What different town types are emerging in the multi-channel era?

Our ‘Bringing Big Data to Small Users‘ project is funded by Innovate UK, the UK Goverment’s innovation agency, to improve the customer experience of town centres and traditional retail areas, such as high streets and markets. The project will do this by bringing new research and insight directly to key stakeholders in locations – such as retailers and other businesses, property owners, local councils and place managers. The project is led by retail data specialists Springboard, who are the sector leaders in collecting footfall data in retail and other locations.

The new insight generated by the project is completely unique – it will come from combining nine year’s of UK multi-centre, hourly, historical footfall counts from Springboard with a number of key sources of information from other sources – such as retail sales, meteorological data, customer satisfaction, sentiment analysis, customer flow and dwell times. For the first time the Manchester Metropolitan University and Cardiff University research project team, consisting of world-leading retail and computer science researchers, will be able to scientifically test a number of assumptions – such as the relationship between car-parking charges and town centre performance.

The first task we have set ourselves is to develop a long list of the type of problems we want the data to answer. We will be sharing these over the next couple of days so that project partners and other interested people can give us their initial reaction and feedback. I start with the first research question we have identified – to give you an idea of the type of research and analysis we will be doing in the first stage of the project.

What different town types are emerging in the multi-channel era?

Our preliminary research (part of HSUK2020), strongly indicated the existence of distinct footfall signatures (comparison shopping, speciality and convenience/community). Are these town types recognisable in the bigger data set we now have? Are there other signature types present in the data, different town types we may want to include (for example, holiday towns). What makes a signature distinctive? For example, when is a town a comparison shopping town? In our previous research, we identified comparison shopping towns by those that display significant ‘January Drops’ (reduction in footfall after Christmas). But we need a more scientific method to define signature types. Our new method will now include daily and weekly variations – thanks to all the hourly footfall data Springboard have provided the research team.

Once we have established a reliable method to identify town types we can then find out how many UK retail centres have, or have had, a recognisable signature. In other words, what type of towns have we got in our sample? Can we find evidence of towns changing type – or are town types comparably stable over time? To what extent do our town types correspond to existing typologies or hierarchies? Is there a relationship between the amount of footfall and town type? In other words, do all comparison shopping towns have the largest amount of footfall. Conversely, do all convenience/community towns have the smallest footfall. Is there any recognisable pattern to the location of town types? Does the ‘north/south’ divide we see in other retail statistics (e.g. vacancy rates) exist in relation to footfall and town types? To what extent do the signature types we find in the data correspond to existing perceptions or current decision-making, plans and strategies? In most of our HSUK2020 project towns, stakeholders perceived their centres to be comparison shopping or speciality but as we didn’t have footfall data we couldn’t test their assumptions. Are place managers’ intuitions reliable (do they accurately predict town type), aspirational (implying town types can change) or delusional (because their assessment is inaccurate and town types are fixed)?

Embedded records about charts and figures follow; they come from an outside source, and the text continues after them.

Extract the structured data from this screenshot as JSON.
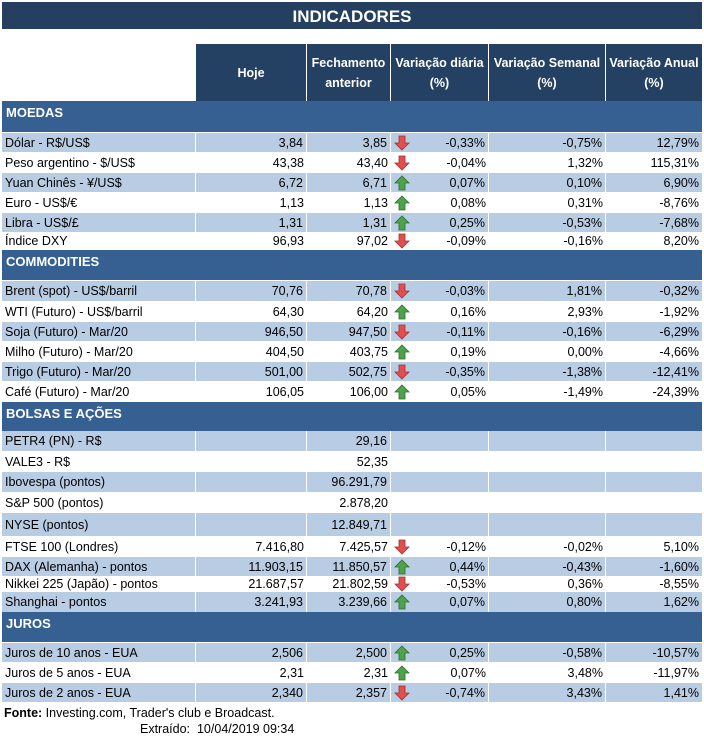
{
  "title": "INDICADORES",
  "headers": [
    "Hoje",
    "Fechamento anterior",
    "Variação diária (%)",
    "Variação Semanal (%)",
    "Variação Anual (%)"
  ],
  "colors": {
    "title": "#243f60",
    "header": "#244062",
    "section": "#366092",
    "stripe": "#b8cce4",
    "up": "#4ea24e",
    "down": "#e05050"
  },
  "sections": [
    {
      "name": "MOEDAS",
      "rows": [
        {
          "label": "Dólar - R$/US$",
          "hoje": "3,84",
          "fech": "3,85",
          "trend": "down",
          "dia": "-0,33%",
          "sem": "-0,75%",
          "anu": "12,79%"
        },
        {
          "label": "Peso argentino - $/US$",
          "hoje": "43,38",
          "fech": "43,40",
          "trend": "down",
          "dia": "-0,04%",
          "sem": "1,32%",
          "anu": "115,31%"
        },
        {
          "label": "Yuan Chinês - ¥/US$",
          "hoje": "6,72",
          "fech": "6,71",
          "trend": "up",
          "dia": "0,07%",
          "sem": "0,10%",
          "anu": "6,90%"
        },
        {
          "label": "Euro - US$/€",
          "hoje": "1,13",
          "fech": "1,13",
          "trend": "up",
          "dia": "0,08%",
          "sem": "0,31%",
          "anu": "-8,76%"
        },
        {
          "label": "Libra - US$/£",
          "hoje": "1,31",
          "fech": "1,31",
          "trend": "up",
          "dia": "0,25%",
          "sem": "-0,53%",
          "anu": "-7,68%"
        },
        {
          "label": "Índice DXY",
          "hoje": "96,93",
          "fech": "97,02",
          "trend": "down",
          "dia": "-0,09%",
          "sem": "-0,16%",
          "anu": "8,20%"
        }
      ]
    },
    {
      "name": "COMMODITIES",
      "rows": [
        {
          "label": "Brent (spot) - US$/barril",
          "hoje": "70,76",
          "fech": "70,78",
          "trend": "down",
          "dia": "-0,03%",
          "sem": "1,81%",
          "anu": "-0,32%"
        },
        {
          "label": "WTI (Futuro) - US$/barril",
          "hoje": "64,30",
          "fech": "64,20",
          "trend": "up",
          "dia": "0,16%",
          "sem": "2,93%",
          "anu": "-1,92%"
        },
        {
          "label": "Soja (Futuro) - Mar/20",
          "hoje": "946,50",
          "fech": "947,50",
          "trend": "down",
          "dia": "-0,11%",
          "sem": "-0,16%",
          "anu": "-6,29%"
        },
        {
          "label": "Milho (Futuro) - Mar/20",
          "hoje": "404,50",
          "fech": "403,75",
          "trend": "up",
          "dia": "0,19%",
          "sem": "0,00%",
          "anu": "-4,66%"
        },
        {
          "label": "Trigo (Futuro) - Mar/20",
          "hoje": "501,00",
          "fech": "502,75",
          "trend": "down",
          "dia": "-0,35%",
          "sem": "-1,38%",
          "anu": "-12,41%"
        },
        {
          "label": "Café (Futuro) - Mar/20",
          "hoje": "106,05",
          "fech": "106,00",
          "trend": "up",
          "dia": "0,05%",
          "sem": "-1,49%",
          "anu": "-24,39%"
        }
      ]
    },
    {
      "name": "BOLSAS E AÇÕES",
      "rows": [
        {
          "label": "PETR4 (PN) - R$",
          "hoje": "",
          "fech": "29,16",
          "trend": "",
          "dia": "",
          "sem": "",
          "anu": ""
        },
        {
          "label": "VALE3 - R$",
          "hoje": "",
          "fech": "52,35",
          "trend": "",
          "dia": "",
          "sem": "",
          "anu": ""
        },
        {
          "label": "Ibovespa (pontos)",
          "hoje": "",
          "fech": "96.291,79",
          "trend": "",
          "dia": "",
          "sem": "",
          "anu": ""
        },
        {
          "label": "S&P 500 (pontos)",
          "hoje": "",
          "fech": "2.878,20",
          "trend": "",
          "dia": "",
          "sem": "",
          "anu": ""
        },
        {
          "label": "NYSE (pontos)",
          "hoje": "",
          "fech": "12.849,71",
          "trend": "",
          "dia": "",
          "sem": "",
          "anu": ""
        },
        {
          "label": "FTSE 100 (Londres)",
          "hoje": "7.416,80",
          "fech": "7.425,57",
          "trend": "down",
          "dia": "-0,12%",
          "sem": "-0,02%",
          "anu": "5,10%"
        },
        {
          "label": "DAX (Alemanha) - pontos",
          "hoje": "11.903,15",
          "fech": "11.850,57",
          "trend": "up",
          "dia": "0,44%",
          "sem": "-0,43%",
          "anu": "-1,60%"
        },
        {
          "label": "Nikkei 225 (Japão) - pontos",
          "hoje": "21.687,57",
          "fech": "21.802,59",
          "trend": "down",
          "dia": "-0,53%",
          "sem": "0,36%",
          "anu": "-8,55%"
        },
        {
          "label": "Shanghai - pontos",
          "hoje": "3.241,93",
          "fech": "3.239,66",
          "trend": "up",
          "dia": "0,07%",
          "sem": "0,80%",
          "anu": "1,62%"
        }
      ]
    },
    {
      "name": "JUROS",
      "rows": [
        {
          "label": "Juros de 10 anos - EUA",
          "hoje": "2,506",
          "fech": "2,500",
          "trend": "up",
          "dia": "0,25%",
          "sem": "-0,58%",
          "anu": "-10,57%"
        },
        {
          "label": "Juros de 5 anos - EUA",
          "hoje": "2,31",
          "fech": "2,31",
          "trend": "up",
          "dia": "0,07%",
          "sem": "3,48%",
          "anu": "-11,97%"
        },
        {
          "label": "Juros de 2 anos - EUA",
          "hoje": "2,340",
          "fech": "2,357",
          "trend": "down",
          "dia": "-0,74%",
          "sem": "3,43%",
          "anu": "1,41%"
        }
      ]
    }
  ],
  "footer": {
    "source_label": "Fonte:",
    "source_text": "Investing.com, Trader's club e Broadcast.",
    "extracted_label": "Extraído:",
    "extracted_value": "10/04/2019 09:34"
  }
}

A full list of research questions will be published over the next couple of days through my blog. I welcome any feedback or comments. Will this research be useful – are there other questions we should be asking?

3 thoughts on “What different town types are emerging in the multi-channel era?

  1. Whilst this research sounds genuinely useful and interesting, I am a little concerned that it sounds as though the ‘town type’ is to be measured only in terms of retail and footfall. As you know, the factors that make up the ‘type of place’ are much broader and more complex than that. As I trade under the name ‘Eventful Places’ I have to point out the impact of events (a broad spectrum) on not just footfall and retail, but on the visitor economy, perceptions and quality of life. Then there is heritage, culture, architecture, scale, proximity, and types of employment to name just some of the factors that go into determining the ‘town type’. And yes, in my experience place type can and does change – not always on purpose or for the better.

    1. We have lots of other measures than footfall too. And the project is definitely not just retail. I will be covering over aspects and other measures, like customer experience and sentiment, in future blog posts.